Martz: Das ist es also? Es gibt einen einfacheren Weg, das zu tun ...
Blasier: Versuchen wir es mit 3,14 (...)
Glücklicherweise scheint diese merkwürdige Befragung die Geschworenen nicht stark beeinflusst zu haben. »Sie machten sich während Blasiers scharfer Vernehmung kaum Notizen«, schrieb die Presse damals. »Meistens schienen sie sich zu langweilen, starrten ins Leere und wurden durch das kleinste Geräusch im Gerichtssaal abgelenkt.«
Der Name Pi
Zu meiner Schande muss ich gestehen, dass ich niemals über den Namen der Kreiszahl nachgedacht habe. Von Klein auf lernt man, dass »Pi« das Verhältnis von Umfang zu Durchmesser angibt – und das habe ich so hingenommen. Schließlich stellt man ja auch nicht in Frage, dass das Wort »drei« der 3 entspricht.
Tatsächlich trug π lange Zeit einen anderen Namen: »quantitas in quam cum multiflicetur diameter, proveniet circumferencia«, also »die Größe, die, wenn man den Durchmesser mit ihr multipliziert, den Umfang ergibt«. Ganz schön umständlich. Und für die Zahl an sich nutzte man in Berechnungen meist eine Näherung wie 22⁄7 oder 355⁄113, auch wenn schon lange klar ist, dass das nicht dem exakten Wert entspricht.
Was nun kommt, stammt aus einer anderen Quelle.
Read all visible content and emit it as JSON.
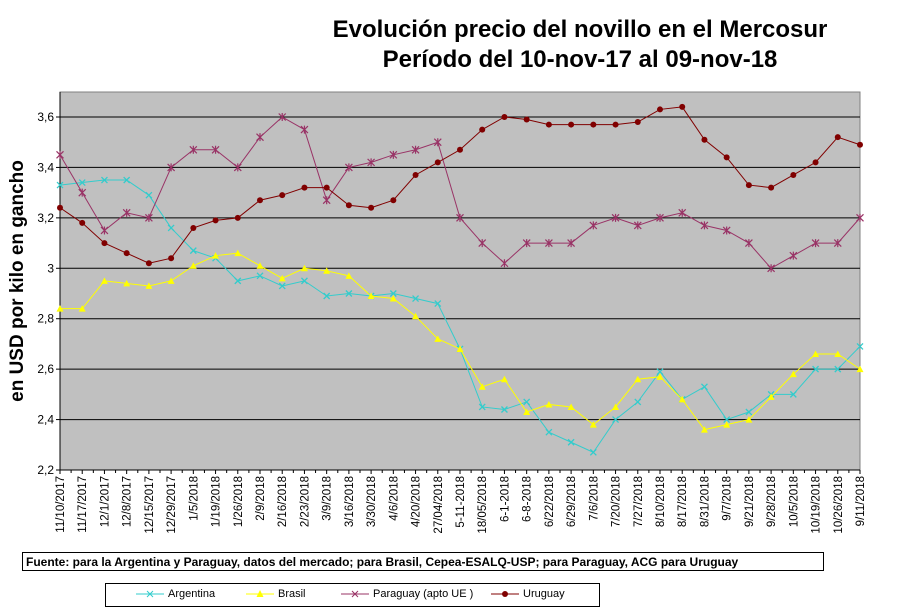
{
  "chart_data": {
    "type": "line",
    "title": "Evolución precio del novillo en el Mercosur",
    "subtitle": "Período del 10-nov-17 al 09-nov-18",
    "ylabel": "en USD por kilo en gancho",
    "xlabel": "",
    "ylim": [
      2.2,
      3.7
    ],
    "yticks": [
      "2,2",
      "2,4",
      "2,6",
      "2,8",
      "3",
      "3,2",
      "3,4",
      "3,6"
    ],
    "ytick_values": [
      2.2,
      2.4,
      2.6,
      2.8,
      3.0,
      3.2,
      3.4,
      3.6
    ],
    "grid": true,
    "legend_position": "bottom",
    "categories": [
      "11/10/2017",
      "11/17/2017",
      "12/1/2017",
      "12/8/2017",
      "12/15/2017",
      "12/29/2017",
      "1/5/2018",
      "1/19/2018",
      "1/26/2018",
      "2/9/2018",
      "2/16/2018",
      "2/23/2018",
      "3/9/2018",
      "3/16/2018",
      "3/30/2018",
      "4/6/2018",
      "4/20/2018",
      "27/04/2018",
      "5-11-2018",
      "18/05/2018",
      "6-1-2018",
      "6-8-2018",
      "6/22/2018",
      "6/29/2018",
      "7/6/2018",
      "7/20/2018",
      "7/27/2018",
      "8/10/2018",
      "8/17/2018",
      "8/31/2018",
      "9/7/2018",
      "9/21/2018",
      "9/28/2018",
      "10/5/2018",
      "10/19/2018",
      "10/26/2018",
      "9/11/2018"
    ],
    "series": [
      {
        "name": "Argentina",
        "color": "#33CCCC",
        "marker": "x",
        "values": [
          3.33,
          3.34,
          3.35,
          3.35,
          3.29,
          3.16,
          3.07,
          3.04,
          2.95,
          2.97,
          2.93,
          2.95,
          2.89,
          2.9,
          2.89,
          2.9,
          2.88,
          2.86,
          2.68,
          2.45,
          2.44,
          2.47,
          2.35,
          2.31,
          2.27,
          2.4,
          2.47,
          2.59,
          2.48,
          2.53,
          2.4,
          2.43,
          2.5,
          2.5,
          2.6,
          2.6,
          2.69
        ]
      },
      {
        "name": "Brasil",
        "color": "#FFFF00",
        "marker": "triangle",
        "values": [
          2.84,
          2.84,
          2.95,
          2.94,
          2.93,
          2.95,
          3.01,
          3.05,
          3.06,
          3.01,
          2.96,
          3.0,
          2.99,
          2.97,
          2.89,
          2.88,
          2.81,
          2.72,
          2.68,
          2.53,
          2.56,
          2.43,
          2.46,
          2.45,
          2.38,
          2.45,
          2.56,
          2.57,
          2.48,
          2.36,
          2.38,
          2.4,
          2.49,
          2.58,
          2.66,
          2.66,
          2.6
        ]
      },
      {
        "name": "Paraguay (apto UE )",
        "color": "#993366",
        "marker": "star",
        "values": [
          3.45,
          3.3,
          3.15,
          3.22,
          3.2,
          3.4,
          3.47,
          3.47,
          3.4,
          3.52,
          3.6,
          3.55,
          3.27,
          3.4,
          3.42,
          3.45,
          3.47,
          3.5,
          3.2,
          3.1,
          3.02,
          3.1,
          3.1,
          3.1,
          3.17,
          3.2,
          3.17,
          3.2,
          3.22,
          3.17,
          3.15,
          3.1,
          3.0,
          3.05,
          3.1,
          3.1,
          3.2
        ]
      },
      {
        "name": "Uruguay",
        "color": "#800000",
        "marker": "circle",
        "values": [
          3.24,
          3.18,
          3.1,
          3.06,
          3.02,
          3.04,
          3.16,
          3.19,
          3.2,
          3.27,
          3.29,
          3.32,
          3.32,
          3.25,
          3.24,
          3.27,
          3.37,
          3.42,
          3.47,
          3.55,
          3.6,
          3.59,
          3.57,
          3.57,
          3.57,
          3.57,
          3.58,
          3.63,
          3.64,
          3.51,
          3.44,
          3.33,
          3.32,
          3.37,
          3.42,
          3.52,
          3.49
        ]
      }
    ],
    "source": "Fuente: para la Argentina y Paraguay, datos del mercado; para Brasil, Cepea-ESALQ-USP; para Paraguay, ACG para Uruguay"
  }
}
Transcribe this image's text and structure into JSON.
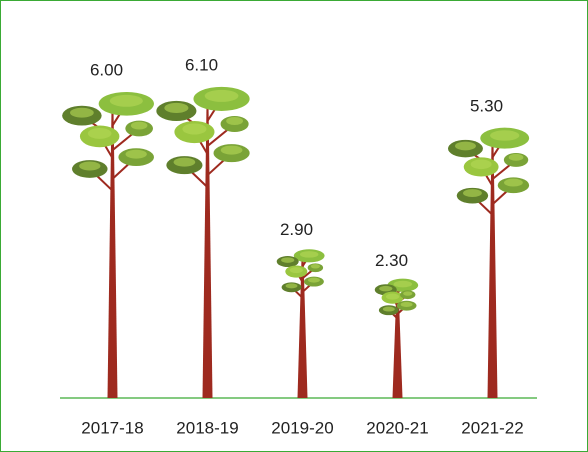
{
  "chart_data": {
    "type": "bar",
    "categories": [
      "2017-18",
      "2018-19",
      "2019-20",
      "2020-21",
      "2021-22"
    ],
    "values": [
      6.0,
      6.1,
      2.9,
      2.3,
      5.3
    ],
    "value_labels": [
      "6.00",
      "6.10",
      "2.90",
      "2.30",
      "5.30"
    ],
    "color": "#9e2a1f"
  }
}
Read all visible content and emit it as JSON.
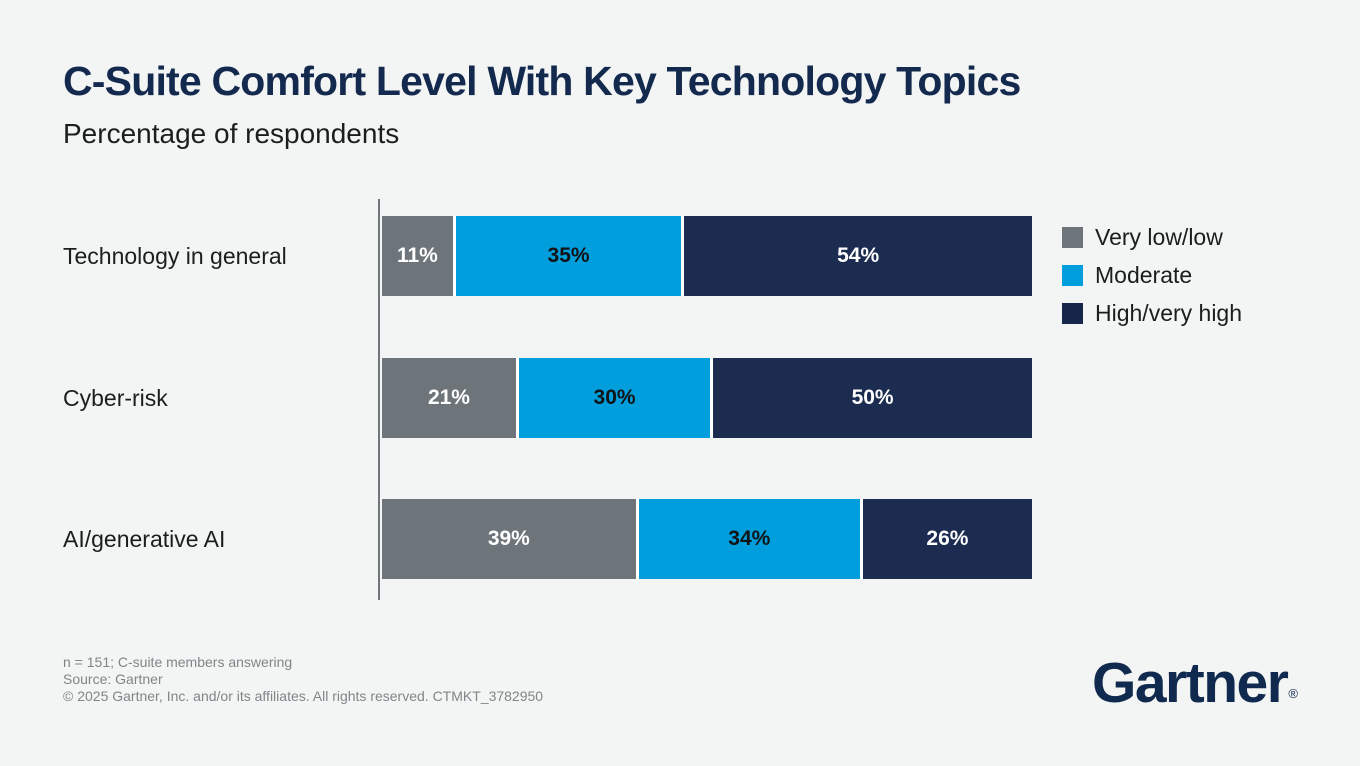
{
  "title": "C-Suite Comfort Level With Key Technology Topics",
  "subtitle": "Percentage of respondents",
  "chart_data": {
    "type": "bar",
    "orientation": "horizontal",
    "stacked": true,
    "title": "C-Suite Comfort Level With Key Technology Topics",
    "subtitle": "Percentage of respondents",
    "categories": [
      "Technology in general",
      "Cyber-risk",
      "AI/generative AI"
    ],
    "series": [
      {
        "name": "Very low/low",
        "color": "#6d757a",
        "label_color": "#ffffff",
        "values": [
          11,
          21,
          39
        ]
      },
      {
        "name": "Moderate",
        "color": "#009edd",
        "label_color": "#111315",
        "values": [
          35,
          30,
          34
        ]
      },
      {
        "name": "High/very high",
        "color": "#1c2b50",
        "label_color": "#ffffff",
        "values": [
          54,
          50,
          26
        ]
      }
    ],
    "value_suffix": "%",
    "xlim": [
      0,
      100
    ],
    "grid": false,
    "legend_position": "right"
  },
  "legend": {
    "items": [
      {
        "label": "Very low/low",
        "color": "#6d757a"
      },
      {
        "label": "Moderate",
        "color": "#009edd"
      },
      {
        "label": "High/very high",
        "color": "#15264a"
      }
    ]
  },
  "footnotes": [
    "n = 151; C-suite members answering",
    "Source: Gartner",
    "© 2025 Gartner, Inc. and/or its affiliates. All rights reserved. CTMKT_3782950"
  ],
  "logo": {
    "text": "Gartner",
    "registered": "®"
  },
  "colors": {
    "background": "#f3f4f4",
    "title": "#13294e",
    "axis_line": "#6f777b",
    "footnote": "#7f8689",
    "logo": "#0f2a4e"
  }
}
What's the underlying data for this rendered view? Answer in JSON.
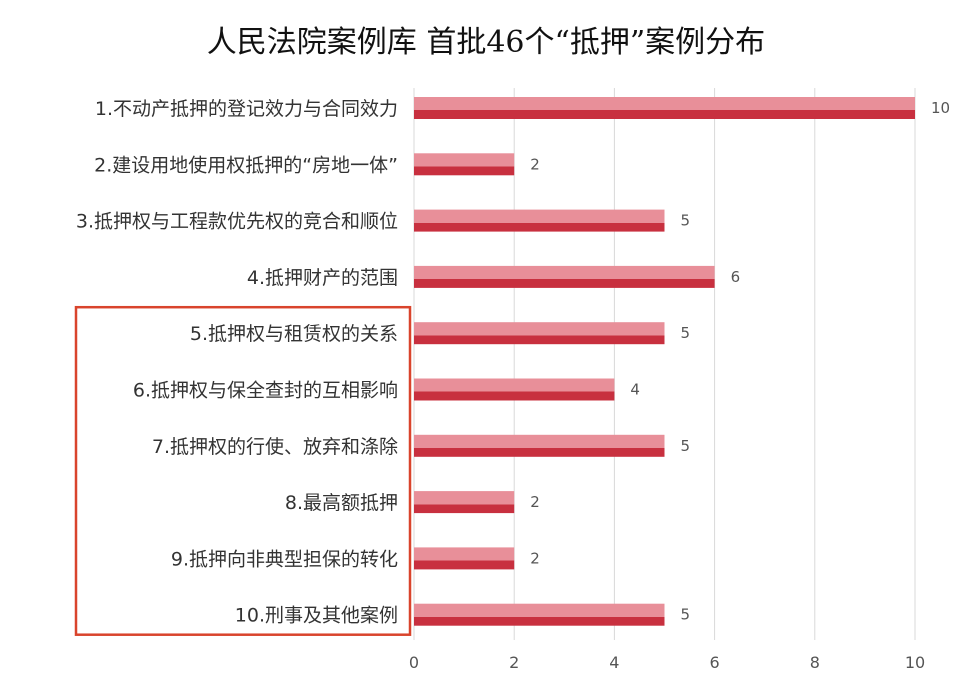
{
  "chart_data": {
    "type": "bar",
    "orientation": "horizontal",
    "title": "人民法院案例库  首批46个“抵押”案例分布",
    "categories": [
      "1.不动产抵押的登记效力与合同效力",
      "2.建设用地使用权抵押的“房地一体”",
      "3.抵押权与工程款优先权的竞合和顺位",
      "4.抵押财产的范围",
      "5.抵押权与租赁权的关系",
      "6.抵押权与保全查封的互相影响",
      "7.抵押权的行使、放弃和涤除",
      "8.最高额抵押",
      "9.抵押向非典型担保的转化",
      "10.刑事及其他案例"
    ],
    "values": [
      10,
      2,
      5,
      6,
      5,
      4,
      5,
      2,
      2,
      5
    ],
    "xlim": [
      0,
      10
    ],
    "xticks": [
      0,
      2,
      4,
      6,
      8,
      10
    ],
    "grid": true,
    "legend": "none",
    "colors": {
      "bar_top": "#e88f99",
      "bar_bottom": "#c8303f",
      "highlight_box": "#d9442c"
    },
    "highlight": {
      "from_index": 4,
      "to_index": 9
    }
  }
}
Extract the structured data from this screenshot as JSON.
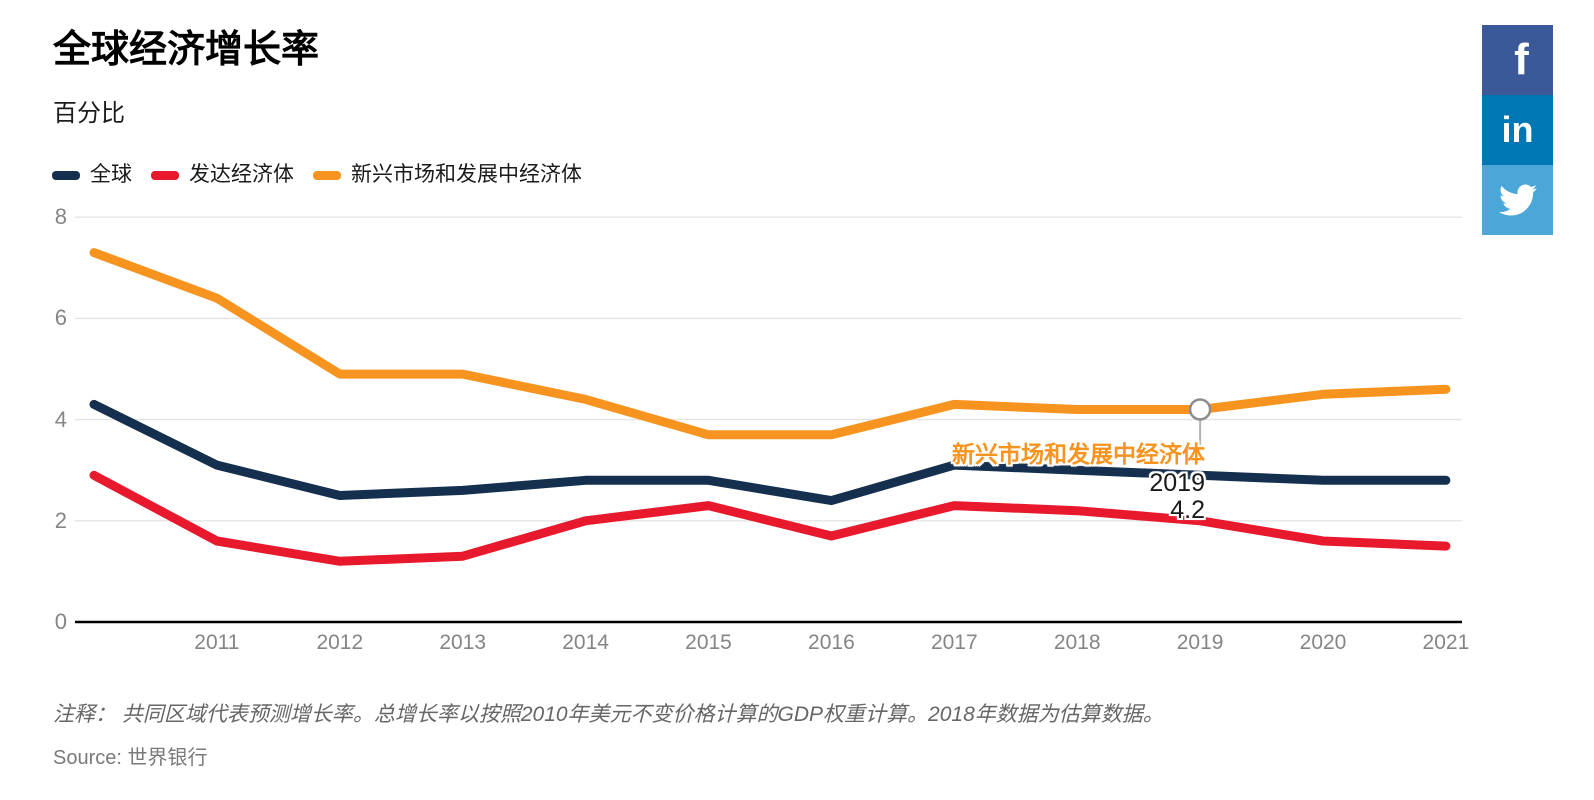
{
  "header": {
    "title": "全球经济增长率",
    "subtitle": "百分比"
  },
  "legend": {
    "items": [
      {
        "key": "global",
        "label": "全球",
        "color": "#15304e"
      },
      {
        "key": "advanced",
        "label": "发达经济体",
        "color": "#e8192d"
      },
      {
        "key": "emerging",
        "label": "新兴市场和发展中经济体",
        "color": "#f79420"
      }
    ]
  },
  "chart_data": {
    "type": "line",
    "title": "全球经济增长率",
    "ylabel": "百分比",
    "x": [
      2010,
      2011,
      2012,
      2013,
      2014,
      2015,
      2016,
      2017,
      2018,
      2019,
      2020,
      2021
    ],
    "x_tick_labels": [
      "2011",
      "2012",
      "2013",
      "2014",
      "2015",
      "2016",
      "2017",
      "2018",
      "2019",
      "2020",
      "2021"
    ],
    "yticks": [
      0,
      2,
      4,
      6,
      8
    ],
    "ylim": [
      0,
      8
    ],
    "grid": "horizontal",
    "legend_position": "top-left",
    "series": [
      {
        "key": "emerging",
        "name": "新兴市场和发展中经济体",
        "color": "#f79420",
        "values": [
          7.3,
          6.4,
          4.9,
          4.9,
          4.4,
          3.7,
          3.7,
          4.3,
          4.2,
          4.2,
          4.5,
          4.6
        ]
      },
      {
        "key": "global",
        "name": "全球",
        "color": "#15304e",
        "values": [
          4.3,
          3.1,
          2.5,
          2.6,
          2.8,
          2.8,
          2.4,
          3.1,
          3.0,
          2.9,
          2.8,
          2.8
        ]
      },
      {
        "key": "advanced",
        "name": "发达经济体",
        "color": "#e8192d",
        "values": [
          2.9,
          1.6,
          1.2,
          1.3,
          2.0,
          2.3,
          1.7,
          2.3,
          2.2,
          2.0,
          1.6,
          1.5
        ]
      }
    ]
  },
  "tooltip": {
    "series": "新兴市场和发展中经济体",
    "series_color": "#f79420",
    "year": "2019",
    "value": "4.2"
  },
  "social": {
    "facebook_label": "f",
    "linkedin_label": "in",
    "colors": {
      "facebook": "#3b5998",
      "linkedin": "#0077b5",
      "twitter": "#4aa7d8"
    }
  },
  "footer": {
    "note": "注释： 共同区域代表预测增长率。总增长率以按照2010年美元不变价格计算的GDP权重计算。2018年数据为估算数据。",
    "source_prefix": "Source:",
    "source": "世界银行"
  }
}
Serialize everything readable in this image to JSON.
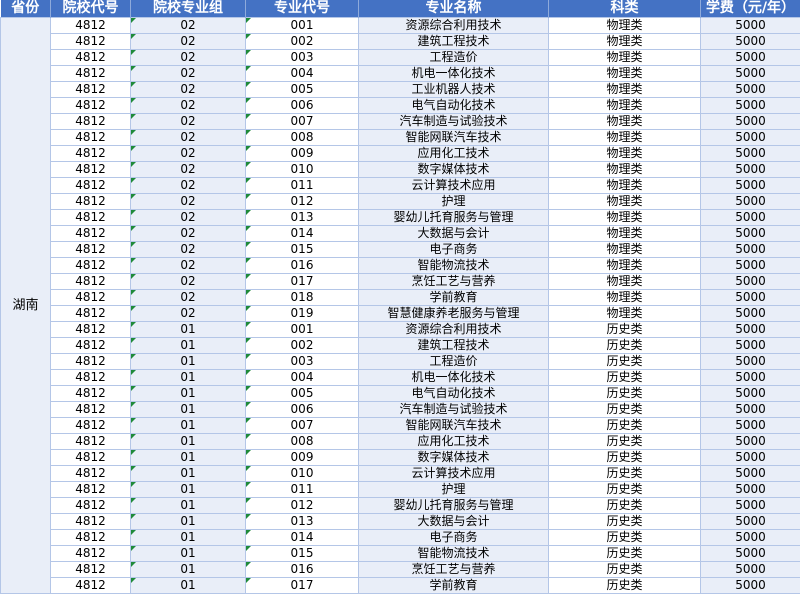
{
  "headers": [
    "省份",
    "院校代号",
    "院校专业组",
    "专业代号",
    "专业名称",
    "科类",
    "学费（元/年）"
  ],
  "province": "湖南",
  "rows": [
    [
      "4812",
      "02",
      "001",
      "资源综合利用技术",
      "物理类",
      "5000"
    ],
    [
      "4812",
      "02",
      "002",
      "建筑工程技术",
      "物理类",
      "5000"
    ],
    [
      "4812",
      "02",
      "003",
      "工程造价",
      "物理类",
      "5000"
    ],
    [
      "4812",
      "02",
      "004",
      "机电一体化技术",
      "物理类",
      "5000"
    ],
    [
      "4812",
      "02",
      "005",
      "工业机器人技术",
      "物理类",
      "5000"
    ],
    [
      "4812",
      "02",
      "006",
      "电气自动化技术",
      "物理类",
      "5000"
    ],
    [
      "4812",
      "02",
      "007",
      "汽车制造与试验技术",
      "物理类",
      "5000"
    ],
    [
      "4812",
      "02",
      "008",
      "智能网联汽车技术",
      "物理类",
      "5000"
    ],
    [
      "4812",
      "02",
      "009",
      "应用化工技术",
      "物理类",
      "5000"
    ],
    [
      "4812",
      "02",
      "010",
      "数字媒体技术",
      "物理类",
      "5000"
    ],
    [
      "4812",
      "02",
      "011",
      "云计算技术应用",
      "物理类",
      "5000"
    ],
    [
      "4812",
      "02",
      "012",
      "护理",
      "物理类",
      "5000"
    ],
    [
      "4812",
      "02",
      "013",
      "婴幼儿托育服务与管理",
      "物理类",
      "5000"
    ],
    [
      "4812",
      "02",
      "014",
      "大数据与会计",
      "物理类",
      "5000"
    ],
    [
      "4812",
      "02",
      "015",
      "电子商务",
      "物理类",
      "5000"
    ],
    [
      "4812",
      "02",
      "016",
      "智能物流技术",
      "物理类",
      "5000"
    ],
    [
      "4812",
      "02",
      "017",
      "烹饪工艺与营养",
      "物理类",
      "5000"
    ],
    [
      "4812",
      "02",
      "018",
      "学前教育",
      "物理类",
      "5000"
    ],
    [
      "4812",
      "02",
      "019",
      "智慧健康养老服务与管理",
      "物理类",
      "5000"
    ],
    [
      "4812",
      "01",
      "001",
      "资源综合利用技术",
      "历史类",
      "5000"
    ],
    [
      "4812",
      "01",
      "002",
      "建筑工程技术",
      "历史类",
      "5000"
    ],
    [
      "4812",
      "01",
      "003",
      "工程造价",
      "历史类",
      "5000"
    ],
    [
      "4812",
      "01",
      "004",
      "机电一体化技术",
      "历史类",
      "5000"
    ],
    [
      "4812",
      "01",
      "005",
      "电气自动化技术",
      "历史类",
      "5000"
    ],
    [
      "4812",
      "01",
      "006",
      "汽车制造与试验技术",
      "历史类",
      "5000"
    ],
    [
      "4812",
      "01",
      "007",
      "智能网联汽车技术",
      "历史类",
      "5000"
    ],
    [
      "4812",
      "01",
      "008",
      "应用化工技术",
      "历史类",
      "5000"
    ],
    [
      "4812",
      "01",
      "009",
      "数字媒体技术",
      "历史类",
      "5000"
    ],
    [
      "4812",
      "01",
      "010",
      "云计算技术应用",
      "历史类",
      "5000"
    ],
    [
      "4812",
      "01",
      "011",
      "护理",
      "历史类",
      "5000"
    ],
    [
      "4812",
      "01",
      "012",
      "婴幼儿托育服务与管理",
      "历史类",
      "5000"
    ],
    [
      "4812",
      "01",
      "013",
      "大数据与会计",
      "历史类",
      "5000"
    ],
    [
      "4812",
      "01",
      "014",
      "电子商务",
      "历史类",
      "5000"
    ],
    [
      "4812",
      "01",
      "015",
      "智能物流技术",
      "历史类",
      "5000"
    ],
    [
      "4812",
      "01",
      "016",
      "烹饪工艺与营养",
      "历史类",
      "5000"
    ],
    [
      "4812",
      "01",
      "017",
      "学前教育",
      "历史类",
      "5000"
    ]
  ]
}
Der Mathematiklehrer William Jones (1675–1749) störte sich jedoch daran: »Das genaue Verhältnis zwischen Durchmesser und Umfang lässt sich nie in Zahlen ausdrücken«, schrieb er in seinem Buch »Synopsis«, mehrere Jahrzehnte bevor Lammert bewies, dass Pi tatsächlich irrational ist. Daher wählte Jones im Jahr 1706 erstmals ein abstraktes Symbol, einen griechischen Buchstaben, um die Zahl zu bezeichnen. Da sowohl das Wort »periphery« (so wurde damals der Umfang eines Kreises genannt) als auch »perimeter« (Durchmesser) aus dem Griechischen stammt und mit π beginnt, entschied sich Jones für den Namen Pi, der sich weltweit durchgesetzt hat und bis heute gilt. Gerade für den englischsprachigen Raum ist das wegen der Assoziation mit dem Kuchen natürlich toll. Ob Jones das bedacht hatte, wage ich allerdings zu bezweifeln.